A week later, officials of the state-owned National Hydroelectric Power Corporation (NHPC) disclosed that a separate 2000-megawatt dam on the Subansiri River in the border state was on track to be commissioned by March 2022. The announcement comes after delays that have led to an escalation of the project cost from 69 billion to 200 billion Indian rupees (around $2.7 billion). The project in China, which has been slated for construction on the Yarlung Tsangpo river in Tibet’s Medog county, will generate 60 gigawatts of electricity capacity and will surpass the country’s Three Gorges Dam in terms of capacity.
The Yarlung Tsangpo (also called Yarlung Zangbo) is the highest altitude river in the world, and flows through Arunachal Pradesh in India’s northeast before joining the Brahmaputra River. Concerns have been raised over the possibility of hazards and loss of livelihood in the downstream region of India’s northeast after the project is completed.
The Indian government sees its northeastern region, which comprises eight border states, as the country’s “future powerhouse.” In 2001, the Central Electricity Authority (CEA) identified 168 large hydroelectric projects with a potential of 63,328 megawatts in the Brahmaputra River basin. The surface water resource of the region is around 652.3 billion cubic meters, comprising 34 percent of the country’s total water wealth, according to a report compiled by the government.
However, the region is also a biodiversity hotspot, prone to crises and geologically fragile besides being politically sensitive. Assam has been the worst affected among all the states and particularly devastated at regular intervals by flood and erosion over the past several decades, problems which the government has been unable to tackle.
The Indian government is of the opinion that the hydropower projects in the region would contribute towards mitigating floods besides providing an alternate source of clean energy. However, hydropower projects have themselves been the cause of floods in the region as evidenced from the dams on Ranganadi river in Arunachal Pradesh and Koipli at Dima Hasao in Assam. Large parts of western Assam were submerged last year, and again in 2016, after water was released from Kurichu dam in Bhutan.
As such, the government will certainly have to assuage the fears of local communities if these northeastern hydropower projects are to be expedited. The delay in commissioning the Subansiri project had been primarily due to the protests that shook Assam four years ago. The powerful All Assam Students’ Union has reiterated its demand for the halt the construction of the project.

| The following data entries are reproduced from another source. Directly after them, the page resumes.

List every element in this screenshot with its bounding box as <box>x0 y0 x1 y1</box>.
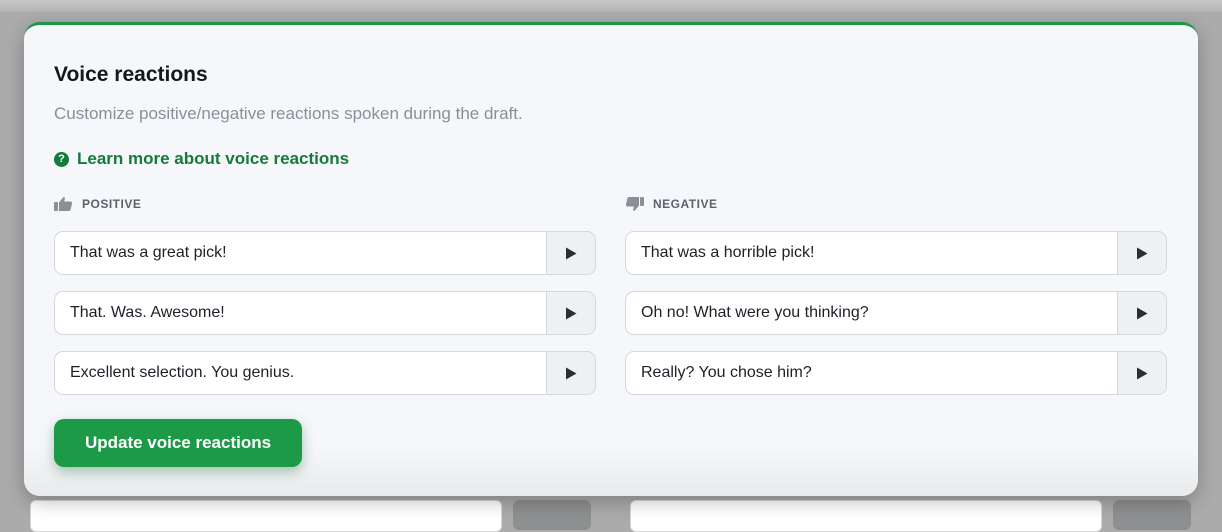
play-icon <box>1137 367 1148 379</box>
positive-reaction-input[interactable] <box>55 352 546 394</box>
backdrop <box>0 0 1222 12</box>
play-button[interactable] <box>1117 232 1166 274</box>
thumbs-up-icon <box>54 197 73 211</box>
play-icon <box>566 367 577 379</box>
positive-reaction-row <box>54 231 596 275</box>
positive-reaction-input[interactable] <box>55 232 546 274</box>
play-icon <box>566 307 577 319</box>
background-button <box>513 500 591 530</box>
update-voice-reactions-button[interactable]: Update voice reactions <box>54 419 302 467</box>
learn-more-label: Learn more about voice reactions <box>77 149 350 168</box>
negative-reaction-input[interactable] <box>626 232 1117 274</box>
positive-header: POSITIVE <box>54 196 141 212</box>
negative-reaction-input[interactable] <box>626 292 1117 334</box>
negative-reaction-row <box>625 231 1167 275</box>
play-icon <box>1137 247 1148 259</box>
help-circle-icon: ? <box>54 151 69 167</box>
negative-header: NEGATIVE <box>625 196 717 212</box>
thumbs-down-icon <box>625 197 644 211</box>
learn-more-link[interactable]: ? Learn more about voice reactions <box>54 149 349 169</box>
play-button[interactable] <box>1117 292 1166 334</box>
play-button[interactable] <box>546 232 595 274</box>
background-input <box>630 500 1102 532</box>
positive-header-label: POSITIVE <box>82 197 142 211</box>
play-button[interactable] <box>1117 352 1166 394</box>
section-title: Voice reactions <box>54 63 208 86</box>
play-button[interactable] <box>546 292 595 334</box>
negative-header-label: NEGATIVE <box>653 197 718 211</box>
background-button <box>1113 500 1191 530</box>
background-input <box>30 500 502 532</box>
negative-reaction-row <box>625 351 1167 395</box>
negative-reaction-row <box>625 291 1167 335</box>
play-icon <box>1137 307 1148 319</box>
positive-reaction-row <box>54 351 596 395</box>
positive-reaction-row <box>54 291 596 335</box>
play-button[interactable] <box>546 352 595 394</box>
section-description: Customize positive/negative reactions sp… <box>54 104 523 123</box>
negative-reaction-input[interactable] <box>626 352 1117 394</box>
positive-reaction-input[interactable] <box>55 292 546 334</box>
voice-reactions-card: Voice reactions Customize positive/negat… <box>24 22 1198 496</box>
play-icon <box>566 247 577 259</box>
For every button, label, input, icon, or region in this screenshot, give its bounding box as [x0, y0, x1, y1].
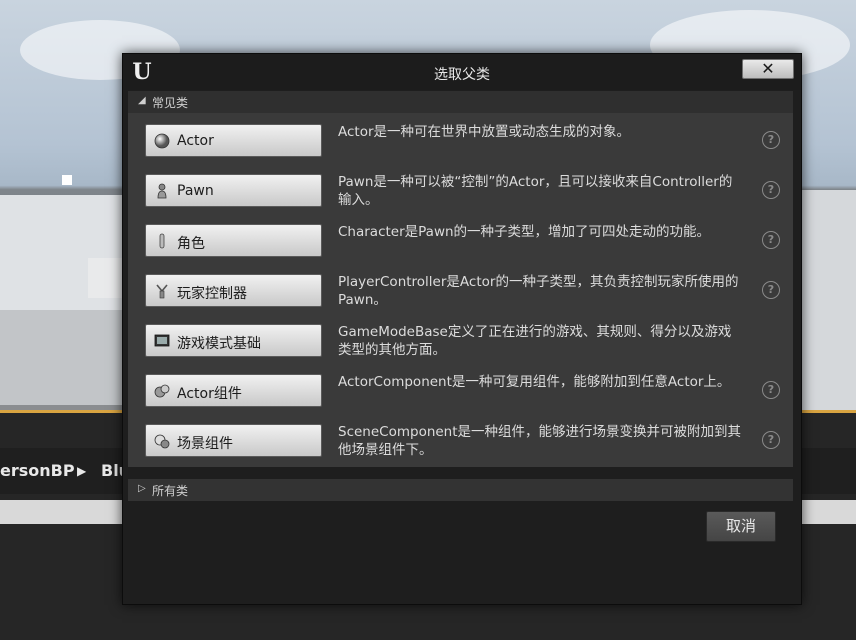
help-icon[interactable]: ? — [762, 281, 780, 299]
help-icon[interactable]: ? — [762, 381, 780, 399]
game-mode-button[interactable]: 游戏模式基础 — [145, 324, 322, 357]
class-description: PlayerController是Actor的一种子类型，其负责控制玩家所使用的… — [338, 274, 739, 308]
player-controller-button[interactable]: 玩家控制器 — [145, 274, 322, 307]
class-row-pawn: Pawn Pawn是一种可以被“控制”的Actor，且可以接收来自Control… — [128, 174, 793, 218]
button-label: 玩家控制器 — [177, 286, 247, 302]
class-description: Character是Pawn的一种子类型，增加了可四处走动的功能。 — [338, 224, 711, 240]
all-classes-header[interactable]: ▷ 所有类 — [128, 479, 793, 501]
dialog-titlebar[interactable]: U 选取父类 ✕ — [123, 54, 801, 90]
wall — [800, 190, 856, 410]
light-marker — [62, 175, 72, 185]
class-row-actor: Actor Actor是一种可在世界中放置或动态生成的对象。 ? — [128, 124, 793, 168]
class-description: Pawn是一种可以被“控制”的Actor，且可以接收来自Controller的输… — [338, 174, 733, 208]
button-label: Actor — [177, 133, 214, 149]
section-label: 所有类 — [152, 484, 189, 498]
class-row-scene-component: 场景组件 SceneComponent是一种组件，能够进行场景变换并可被附加到其… — [128, 424, 793, 468]
class-description: GameModeBase定义了正在进行的游戏、其规则、得分以及游戏类型的其他方面… — [338, 324, 732, 358]
button-label: Actor组件 — [177, 386, 242, 402]
section-label: 常见类 — [152, 96, 189, 110]
actor-component-button[interactable]: Actor组件 — [145, 374, 322, 407]
breadcrumb-separator: ▶ — [77, 464, 87, 478]
scene-component-button[interactable]: 场景组件 — [145, 424, 322, 457]
cancel-button[interactable]: 取消 — [706, 511, 776, 542]
button-label: 场景组件 — [177, 436, 233, 452]
pawn-icon — [157, 183, 167, 199]
wall-shadow — [0, 310, 125, 405]
actor-component-icon — [154, 384, 170, 398]
help-icon[interactable]: ? — [762, 431, 780, 449]
class-description: ActorComponent是一种可复用组件，能够附加到任意Actor上。 — [338, 374, 731, 390]
common-classes-header[interactable]: ◢ 常见类 — [128, 91, 793, 113]
button-label: 游戏模式基础 — [177, 336, 261, 352]
game-mode-icon — [154, 334, 170, 347]
button-label: 角色 — [177, 236, 205, 252]
expand-arrow-icon: ◢ — [138, 95, 146, 106]
dialog-title: 选取父类 — [434, 67, 490, 83]
help-icon[interactable]: ? — [762, 231, 780, 249]
character-button[interactable]: 角色 — [145, 224, 322, 257]
pawn-button[interactable]: Pawn — [145, 174, 322, 207]
collapsed-arrow-icon: ▷ — [138, 483, 146, 494]
class-row-actor-component: Actor组件 ActorComponent是一种可复用组件，能够附加到任意Ac… — [128, 374, 793, 418]
breadcrumb-item[interactable]: ersonBP — [0, 461, 75, 480]
close-button[interactable]: ✕ — [742, 59, 794, 79]
pick-parent-class-dialog: U 选取父类 ✕ ◢ 常见类 Actor Actor是一种可在世界中放置或动态生… — [122, 53, 802, 605]
player-controller-icon — [156, 284, 168, 299]
class-row-game-mode: 游戏模式基础 GameModeBase定义了正在进行的游戏、其规则、得分以及游戏… — [128, 324, 793, 368]
common-classes-section: ◢ 常见类 Actor Actor是一种可在世界中放置或动态生成的对象。 ? P… — [128, 91, 793, 467]
class-description: SceneComponent是一种组件，能够进行场景变换并可被附加到其他场景组件… — [338, 424, 742, 458]
help-icon[interactable]: ? — [762, 181, 780, 199]
help-icon[interactable]: ? — [762, 131, 780, 149]
class-row-player-controller: 玩家控制器 PlayerController是Actor的一种子类型，其负责控制… — [128, 274, 793, 318]
button-label: Pawn — [177, 183, 214, 199]
character-icon — [159, 233, 165, 249]
sphere-icon — [154, 133, 170, 149]
actor-button[interactable]: Actor — [145, 124, 322, 157]
scene-component-icon — [154, 434, 170, 449]
class-description: Actor是一种可在世界中放置或动态生成的对象。 — [338, 124, 631, 140]
class-row-character: 角色 Character是Pawn的一种子类型，增加了可四处走动的功能。 ? — [128, 224, 793, 268]
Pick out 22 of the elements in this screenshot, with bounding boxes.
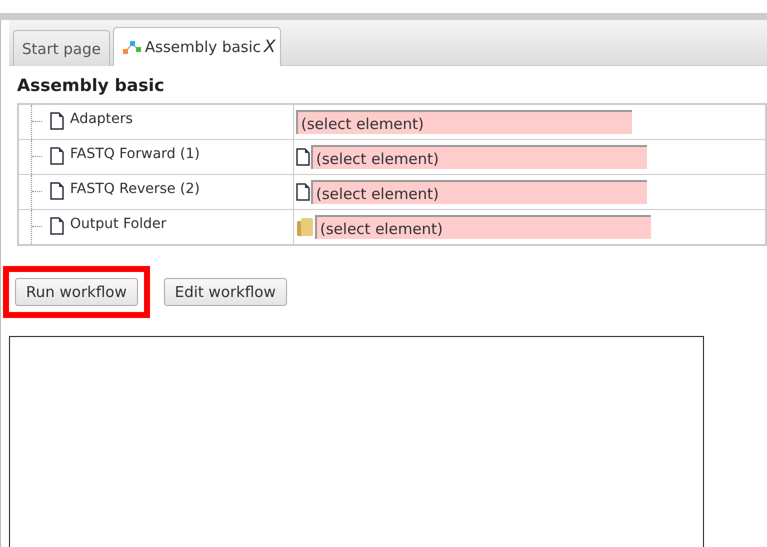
file-icon [50, 147, 64, 165]
parameter-name: Output Folder [70, 216, 166, 232]
workflow-title: Assembly basic [17, 76, 166, 96]
file-icon [296, 183, 310, 201]
tab[interactable]: Assembly basic X [112, 27, 281, 66]
parameter-name: FASTQ Reverse (2) [70, 181, 200, 197]
folder-icon [296, 217, 314, 237]
file-icon [50, 112, 64, 130]
select-field[interactable]: (select element) [311, 180, 647, 204]
run-button[interactable]: Run workflow [15, 278, 138, 306]
parameter-name: Adapters [70, 111, 133, 127]
parameter-name: FASTQ Forward (1) [70, 146, 200, 162]
file-icon [50, 182, 64, 200]
close-button[interactable]: X [264, 37, 276, 57]
select-field[interactable]: (select element) [296, 110, 632, 134]
file-icon [50, 217, 64, 235]
workflow-icon [122, 39, 142, 55]
select-field[interactable]: (select element) [311, 145, 647, 169]
select-field[interactable]: (select element) [315, 215, 651, 239]
tab[interactable]: Start page [13, 30, 110, 66]
workflow-button[interactable]: Edit workflow [164, 278, 287, 306]
file-icon [296, 148, 310, 166]
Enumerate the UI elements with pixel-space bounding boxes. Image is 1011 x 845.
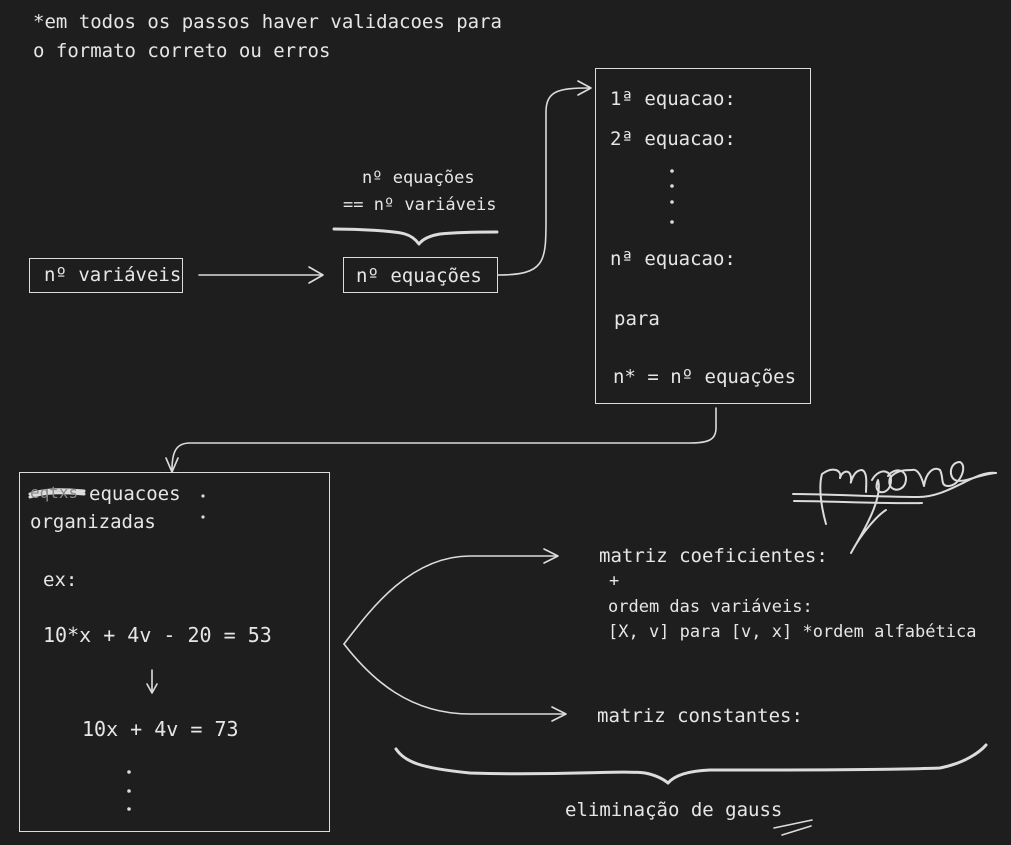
arrow-list-to-organized bbox=[171, 407, 717, 471]
n-definition: n* = nº equações bbox=[613, 366, 797, 388]
variable-order-example: [X, v] para [v, x] *ordem alfabética bbox=[608, 622, 977, 642]
equation-1-label: 1ª equacao: bbox=[610, 88, 736, 110]
example-input: 10*x + 4v - 20 = 53 bbox=[43, 623, 272, 647]
arrow-to-const bbox=[343, 643, 566, 715]
arrow-to-coef bbox=[343, 555, 558, 645]
arrow-eqs-to-list bbox=[497, 87, 591, 276]
variable-order-title: ordem das variáveis: bbox=[608, 597, 813, 617]
validation-note-line2: o formato correto ou erros bbox=[33, 40, 331, 62]
const-matrix-title: matriz constantes: bbox=[597, 705, 803, 727]
example-label: ex: bbox=[43, 569, 78, 591]
equations-list-box bbox=[595, 68, 811, 404]
organized-title-1: equacoes bbox=[89, 483, 181, 505]
coef-plus: + bbox=[609, 571, 620, 591]
constraint-brace bbox=[332, 227, 499, 246]
para-label: para bbox=[614, 308, 660, 330]
struck-word: eqtxs bbox=[30, 483, 79, 502]
gauss-underline-marks bbox=[773, 819, 813, 836]
constraint-line2: == nº variáveis bbox=[343, 195, 497, 215]
equation-n-label: nª equacao: bbox=[610, 248, 736, 270]
coef-matrix-title: matriz coeficientes: bbox=[599, 545, 828, 567]
variables-box-label: nº variáveis bbox=[44, 264, 182, 286]
equations-count-label: nº equações bbox=[356, 265, 482, 287]
constraint-line1: nº equações bbox=[362, 168, 475, 188]
signature-scribble bbox=[792, 461, 997, 554]
example-output: 10x + 4v = 73 bbox=[82, 717, 239, 741]
equation-2-label: 2ª equacao: bbox=[610, 128, 736, 150]
gauss-label: eliminação de gauss bbox=[565, 799, 783, 821]
organized-title-2: organizadas bbox=[30, 511, 156, 533]
gauss-brace bbox=[394, 743, 988, 785]
validation-note-line1: *em todos os passos haver validacoes par… bbox=[33, 11, 502, 33]
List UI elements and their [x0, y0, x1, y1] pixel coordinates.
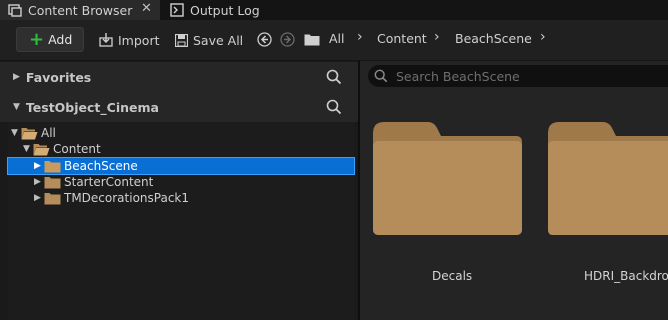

In 2016, the border district of Tawang in Arunachal Pradesh erupted in protest against the government’s plan for hydropower projects in the region. A large number of Buddhist lamas who had taken part in the agitation were of the view that the schemes for harnessing hydropower would severely impact several religious sites in the district. Similarly, the plan to construct a dam to generate 2,288 megawatts on the Dibang River in the same state has sparked a controversy since the government had allegedly ignored environmental regulations.
Rajeev Bhattacharyya is a senior journalist in Assam.